The need for genetic modification is ever more urgent. The EU,
in thrall to the mad precautionary principle — which argues for
weighing the risks but not the benefits of innovation — is
gradually outlawing many effective agro-chemicals used
against weeds such as black grass, insects such as aphids and fungi
such as yellow rust, all of which threaten the yields of British
wheat crops on a huge scale. Farmers are facing a galloping
yellow-rust crisis as resistance spreads and the armoury of allowed
treatments shrinks. GM rust-resistant varieties of wheat are still
five years away, because that’s how long it takes to get regulatory
approval.
Elsewhere in the world, where GM crops can be grown that are
resistant to pests, the butterflies, bees and birds are back in the
fields in bigger numbers. When the pest resistance is inside the
plant, only pests encounter it. (Incidentally, the same applies to
neonicotinoid insecticides, the banning of which, after a year of
increasing bee numbers, makes no sense: the alternatives are the
more damaging, externally applied pyrethroids.)
So this is a technology that is safe for human health, better
for the environment, more effective than the alternative and
economically beneficial to consumers and farmers. Let the French
ban it if they want to.
The opposition to GM crops was never really much about safety or
environmental protection. It was always chiefly motivated by
dislike of corporate “control” of seeds, a bogeyman that suited the
environmental movement as a rallying cry with which to raise funds.
It was a meaningless slogan, since companies also supply non-GM
seeds, not to mention tractors and wellington boots. But the beauty
of the campaign, as far as the likes of Greenpeace was concerned,
was that it led directly to heavy-handed and expensive compliance
regimes, that meant that only large corporations could afford to
apply for approval for GM crops, which then appeared to prove the
point. Rarely has an argument been more circular.
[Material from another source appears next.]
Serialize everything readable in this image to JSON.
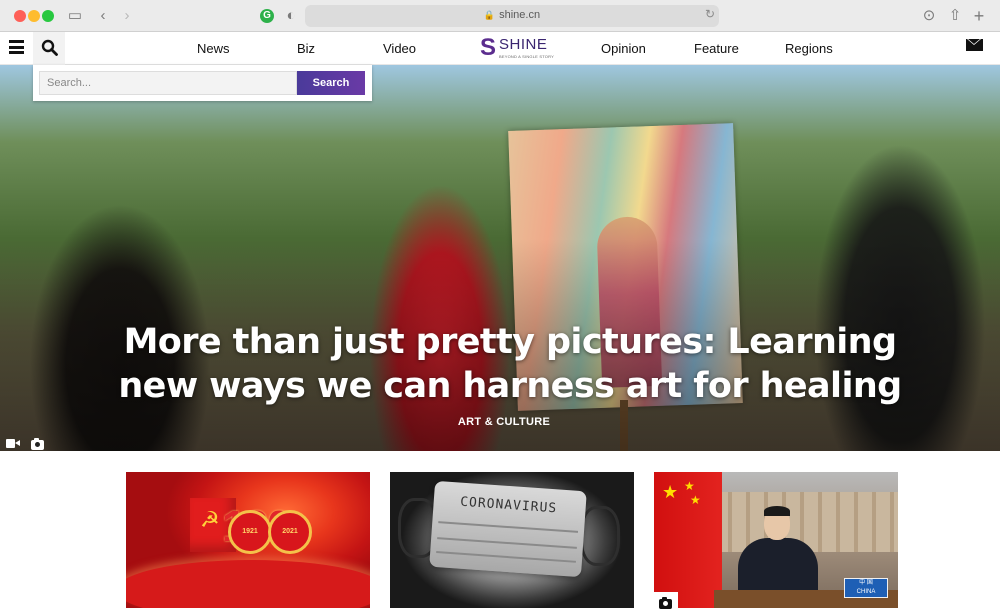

Incidentally, any doubt that money is the principal concern of
Greenpeace evaporated this month with the news that a rogue trader
in its currency trading division had lost $5.2 million betting
against the euro. Good grief! This, remember, is the organisation
that has done the most to block GM crops — including a disgraceful
campaign against the non-profit, humanitarian project in support of
vitamin-A-rich “golden” rice. This rice could prevent the deaths of
hundreds of thousands of children each year from vitamin-A
deficiency diseases. And it’s gambling with charitable donations!
It makes Goldman Sachs look like the Angel Gabriel.
In America, the GM debate might superficially appear to be
slipping slightly backwards. Two counties in Oregon have just
banned GM crops, requiring all trace of them to be removed within a
year. Once again, the reason turns out to be money. Those with an
ear close to the ground say the big green philanthropic bodies in
the USA are showing “donor fatigue” on the issue of climate change.
Quick as ever to pick up on such signs, “Big Green” has begun
changing its message to push other buttons in its search for more
funds. The perennial concern of right-on people that “they are
doing things to our food” is one of those buttons.
In short, the new campaign is based on no new science suggesting
environmental or health risks. It’s simply a sign of a movement
addicted to scaremongering and in need of new funds. Fortunately it
will not gain much traction. With 17 million farmers growing GM
crops in 28 countries, on 12 per cent of the world’s arable land,
this gene genie won’t go back in the bottle.